Thursday 3 June 2010

The joys of international travel

Why is international travel never smooth?

In truth, I suppose my trip back to London yesterday was probably as good as it gets. The flight left Beirut on time, I’d just had to get up at quarter to five in the morning to be at the airport to catch it. Although an early riser by habit and inclination, that’s getting a bit much. We were only in the Heathrow “stack” for about ten minutes. Yesterday, that meant circling over Reading. That would be bad enough in itself, but seeing other planes above and below with what feel like rapid changes of speed and direction, up and down, as well as sideways, you get the impression that avoiding getting up close and personal with another sky-user is not as easy as seeing all the empty space up there would suggest. Thank you Mr. Pilot, sir.

The real issue with the flight was my fellow passenger. A nice enough chap, he was below average in size so I didn’t suffer from seat overflow problems, he didn’t take breakfast so no messy eater syndrome, he was polite but undemanding and indeed slept most of the way. “What are you complaining about then?” I here you say. Well, actually, the fellow had the most horrendous halitosis and insisted on breathing for the whole flight: how selfish can someone get? Another problem of up close and personal.

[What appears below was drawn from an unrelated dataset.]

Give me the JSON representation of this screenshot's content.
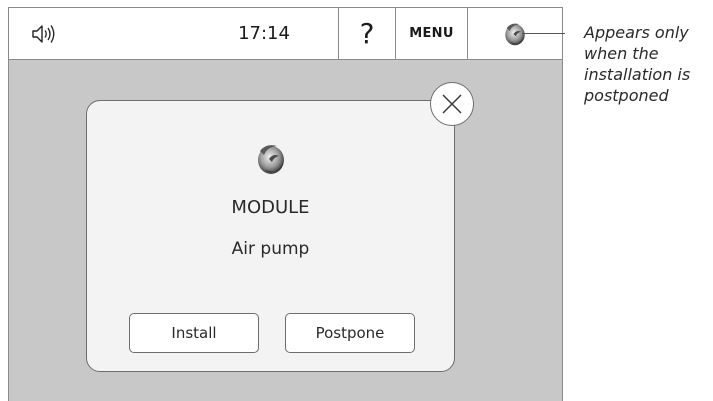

We landed slightly early, at about the same time as ten other flights, which swamped UK Border in fine style. “We’ve introduced stronger checks for your safety, so you might have to wait a little longer to get into the UK” read the notice I stood beside in the queue. Hmm, they were certainly right about that. To give them their due, they did eventually step it up to six officers for the UK/EEC passports alone, but not, I suspect, good timing if it was your first trip out of Bangladesh coming to visit your uncle in Bradford.

I found the right baggage carousel (I’ve stood at the wrong one on occasion), my suitcase popped into sight immediately (isn’t looking anxiously at the black hole disgorging bags that aren’t yours one of the most stressful bits of the whole travel experience?), customs didn’t stop me (I’ve learned to suppress sneezes going through the green channel, for fear of being thought a cocaine mule who’s just tried a sample) and the taxi queue was short and standing in sunshine.

“Where are you going, sir?” asked the taxi scheduler. I’ve learned to lie at this point and gave a false address. The truth is that my first stop is always to pick up an aging vehicle from whichever of my children has been lumbered with looking after it since my last trip. But I’ve discovered that “take me to a Red Saab in Wandsworth” doesn’t go down very well so I chat to the cabbie for a bit and then let him (why is a London cabbie nearly always a “him”) gently into the secret destination at which we arrived yesterday with hardly a hint of traffic.

And that’s where the little glitches mentioned above paled into insignificance as things really began to go awry - my old Saab’s Ministry of Transport Road Worthiness Certificate (the MOT) had run out last week!